Consumer Predicted Probability Function I have the following data for the last year for several thousand clients: 


*

*Client ID

*Last Interaction Date with Business

*Last Buy Date

*No of items bought 

*Total value spend in $


I want to create a function that can predict the probability that a client will buy again. In other words; I want to get a function, where I can enter a client's last interaction date, last bid date, number of items bought and total value spend and get the probability that they will buy again. 


*

*What should be the first step? (Distribution?
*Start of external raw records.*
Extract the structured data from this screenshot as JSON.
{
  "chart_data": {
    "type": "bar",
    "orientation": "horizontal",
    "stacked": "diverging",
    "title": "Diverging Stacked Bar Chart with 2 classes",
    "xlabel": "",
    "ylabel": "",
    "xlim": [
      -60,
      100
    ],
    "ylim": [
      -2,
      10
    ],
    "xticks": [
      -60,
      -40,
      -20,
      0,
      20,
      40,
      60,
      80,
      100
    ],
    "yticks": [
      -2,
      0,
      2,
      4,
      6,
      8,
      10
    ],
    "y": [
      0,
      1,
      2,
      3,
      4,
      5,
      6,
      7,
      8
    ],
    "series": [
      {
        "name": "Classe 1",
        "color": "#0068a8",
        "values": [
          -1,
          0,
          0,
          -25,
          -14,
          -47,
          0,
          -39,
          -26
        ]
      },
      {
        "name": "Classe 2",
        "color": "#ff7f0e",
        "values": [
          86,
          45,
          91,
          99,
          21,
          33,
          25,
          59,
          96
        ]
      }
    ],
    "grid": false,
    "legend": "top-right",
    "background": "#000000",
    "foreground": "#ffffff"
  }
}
CDF?)

*Which model would be the best one to use? 

*Do I need more data? 

*Can I use Excel or R? 

 A: *

*The first step would be to add to your rows $(X_1,X_2,X_3,X_4,X_5)$ the information $Y$ whether there the client with ID $X_1$ came also later than on interaction date $X_2$. This means an inspection of the table.

*Personally, I would use the decomposition of the model in the following way:
$$
f(Y|X_1,X_2,X_3,X_4,X_5)=f(Y|X_2,X_3,X_4,X_5)f(X_2,X_3,X_4,X_5|X_1)
$$
where $f(Y|X_2,X_3,X_4,X_5)$ would be a model of new purchase for general atributes and $f(X_2,X_3,X_4,X_5|X_1)$ would be a model how the general atributes are distributed for the specific customer ID.
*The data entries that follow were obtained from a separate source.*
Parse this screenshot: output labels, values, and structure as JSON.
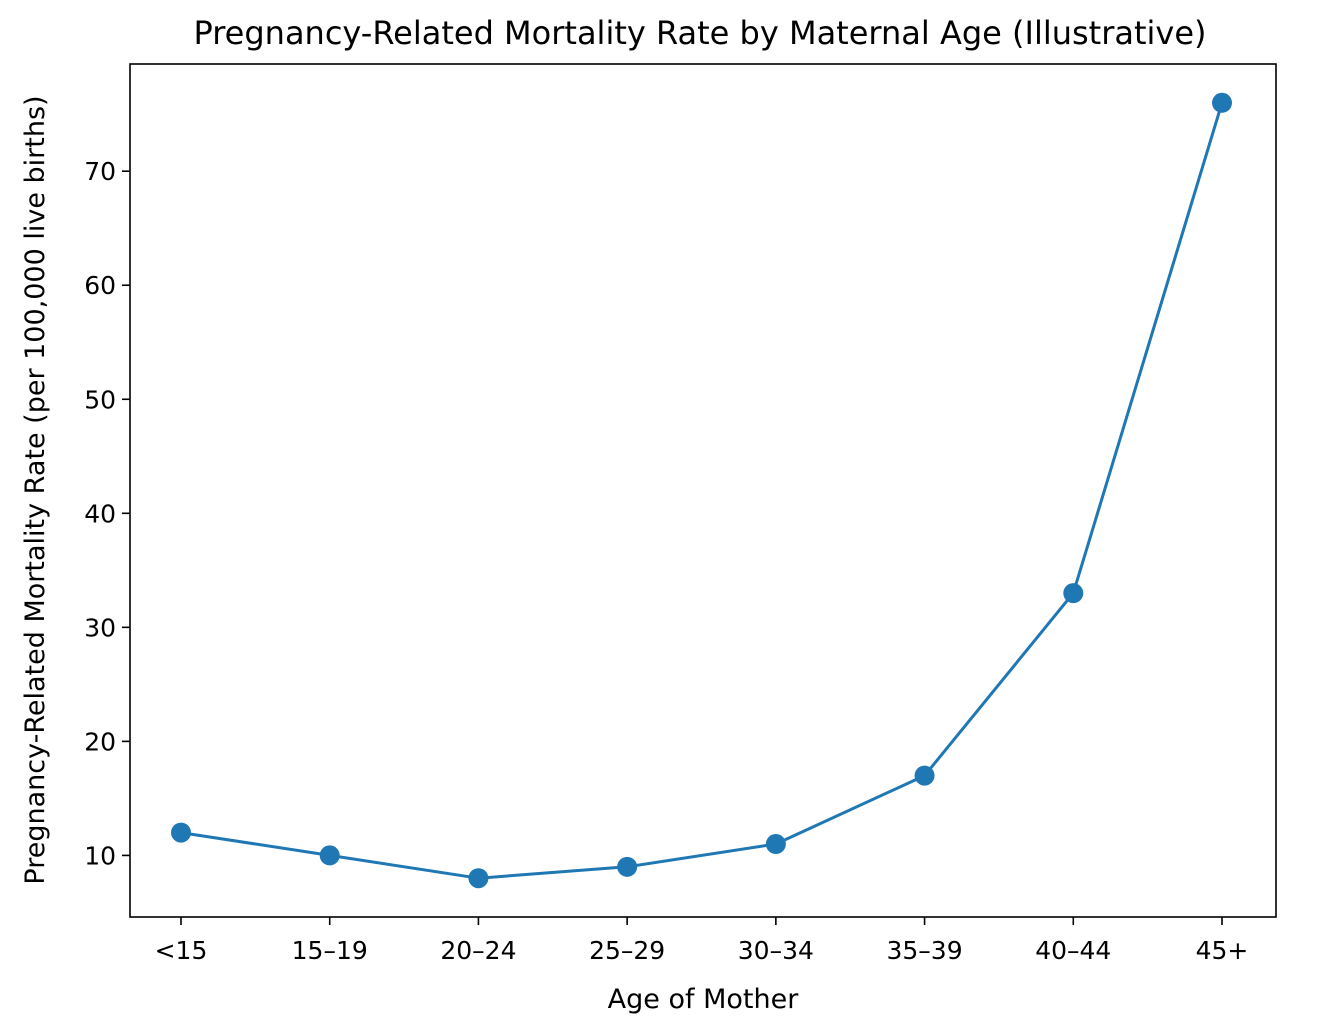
{
  "chart_data": {
    "type": "line",
    "title": "Pregnancy-Related Mortality Rate by Maternal Age (Illustrative)",
    "xlabel": "Age of Mother",
    "ylabel": "Pregnancy-Related Mortality Rate (per 100,000 live births)",
    "categories": [
      "<15",
      "15–19",
      "20–24",
      "25–29",
      "30–34",
      "35–39",
      "40–44",
      "45+"
    ],
    "series": [
      {
        "name": "Mortality rate",
        "values": [
          12,
          10,
          8,
          9,
          11,
          17,
          33,
          76
        ],
        "color": "#1f77b4"
      }
    ],
    "yticks": [
      10,
      20,
      30,
      40,
      50,
      60,
      70
    ],
    "ytick_labels": [
      "10",
      "20",
      "30",
      "40",
      "50",
      "60",
      "70"
    ],
    "ylim": [
      4.6,
      79.4
    ],
    "grid": false,
    "legend": "none"
  }
}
*To construct $f(Y|X_2,X_3,X_4,X_5)$, you can use logistic regression, for instance, eventually any other classification technique. For logistic regression in R, see this.

*For the construction of $f(X_2,X_3,X_4,X_5|X_1)$, i.e. typical behavior of the specific customer, I would use Gaussian mixtures that can capture wide class of distribution (for Gaussian mixtures R, see this). Practically, the data for specific ID would be queried. Having that model, the prediction that the buyer will come again is like this
$$
f(Y|X_1) = \iiint f(Y|X_2,X_3,X_4,X_5)f(X_2,X_3,X_4,X_5|X_1)dX_2dX_3dX_4dX_5
$$
the integration could be approximated by some Monte-Carlo method, i.e. sampling from $f(X_2,X_3,X_4,X_5|X_1)$ for given $X_1$ samples $(X_2^{k},X_3^{k},X_4^{k},X_5^{k})$ where $k=1,\dots,K$ and then summing
$$
f(Y|X_1) = \frac{1}{K}\sum_{k=1}^K f(Y|X_2^{k},X_3^{k},X_4^{k}, X_5^{k})
$$
Practically, this would mean substitution of the samples into the logistic model and calculation average for given customer ID. This is the number you are looking for.

*Instead of constructing $f(X_2,X_3,X_4,X_5|X_1)$ and sampling, you can use simply the measurements you have for the given customer ID and substitute them into the sum above. This approach will be more reasonable when you do not have too many data for given customer ID.